Éco-Business

Oussama Ouassini : «Pour que la dette soit soutenable, il faut viser un taux de croissance d’au moins 8%»

Oussama Ouassini
Expert en analyse financière

Pour compenser une croissance atone et un déficit chronique, l’endettement s’est imposé au fil des années comme un moteur discret de l’économie, au prix d’une fragilité budgétaire croissante.

 Comment évaluez-vous la soutenabilité de la dette publique marocaine à court et moyen terme ?
À court et moyen terme, la situation n’est pas soutenable. Pour qu’elle le devienne, le Maroc doit enregistrer un taux de croissance annuel d’au moins 8%. Actuellement, la dette grignote près de 4% de la croissance économique.

En d’autres termes, le simple remboursement de la dette exige déjà un taux de croissance équivalent à ces 4%. Si l’on ajoute à cela la hausse des taux d’intérêt, la charge devient encore plus lourde. Par exemple, un point supplémentaire sur des taux d’intérêt, passant de 2 à 3%, se traduit par un surcoût de près de 10 milliards de dirhams, et ce, compte tenu de l’ampleur des montants en jeu.

Comment le Maroc peut-il équilibrer le financement de grands projets structurants avec le maintien d’un ratio dette/PIB viable ?
L’État doit impérativement recentrer ses investissements sur des projets rentables.

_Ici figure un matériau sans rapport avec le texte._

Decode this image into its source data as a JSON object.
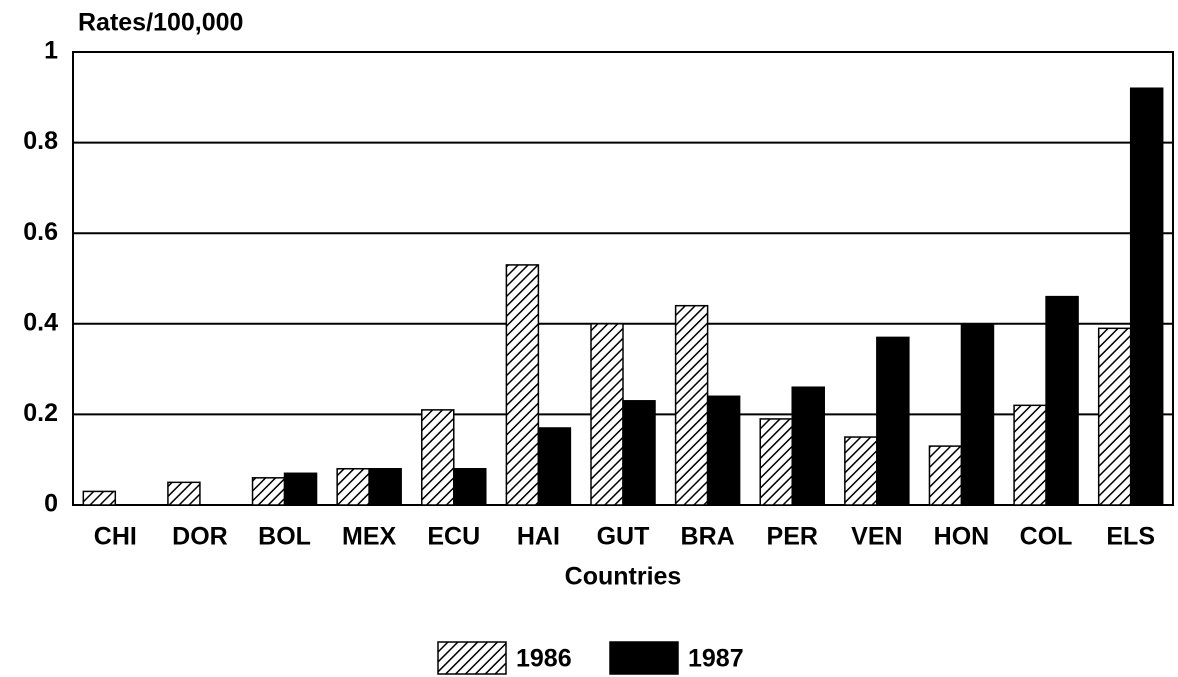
{
  "chart_data": {
    "type": "bar",
    "title": "Rates/100,000",
    "x_label": "Countries",
    "categories": [
      "CHI",
      "DOR",
      "BOL",
      "MEX",
      "ECU",
      "HAI",
      "GUT",
      "BRA",
      "PER",
      "VEN",
      "HON",
      "COL",
      "ELS"
    ],
    "series": [
      {
        "name": "1986",
        "color": "#000000",
        "hatch": true,
        "values": [
          0.03,
          0.05,
          0.06,
          0.08,
          0.21,
          0.53,
          0.4,
          0.44,
          0.19,
          0.15,
          0.13,
          0.22,
          0.39
        ]
      },
      {
        "name": "1987",
        "color": "#000000",
        "hatch": false,
        "values": [
          null,
          null,
          0.07,
          0.08,
          0.08,
          0.17,
          0.23,
          0.24,
          0.26,
          0.37,
          0.4,
          0.46,
          0.92
        ]
      }
    ],
    "ylim": [
      0,
      1
    ],
    "yticks": [
      0,
      0.2,
      0.4,
      0.6,
      0.8,
      1
    ],
    "grid": true,
    "legend": "bottom"
  }
}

Les dépenses engagées dans des initiatives à faible rendement ne sont plus soutenables. L’Exécutif ne peut plus se permettre le luxe de recourir à l’endettement pour financer des politiques purement sociales, aussi nécessaires soient-elles. Sans ce recentrage, nous risquons de creuser davantage le fossé de l’endettement.

Dans quelle mesure les réformes fiscales et la rationalisation des dépenses publiques peuvent-elles réduire la pression exercée par la dette ?
Le budget de fonctionnement représente environ 100 milliards de dirhams en salaires, tandis que les dépenses globales de gestion atteignent 321 milliards. Une partie significative de ces salaires concerne des fonctionnaires appartenant à des échelles inférieures à 9, dont beaucoup partiront à la retraite dans les cinq à sept prochaines années en raison de la pyramide des âges. Si l’on optimise ce processus en limitant les nouvelles embauches aux fonctions stratégiques et à forte valeur ajoutée, cela pourrait réduire considérablement les dépenses salariales.

Par ailleurs, la digitalisation peut jouer un rôle clé dans cette rationalisation. Enfin, pour alléger la pression sur le budget public, il est essentiel de renforcer la participation du secteur privé dans l’effort d’investissement, conformément à la nouvelle Charte de l’investissement. Celle-ci prévoit un ratio de deux tiers pour le privé et un tiers pour le public, une répartition qui pourrait apporter une meilleure efficacité dans la gestion des ressources.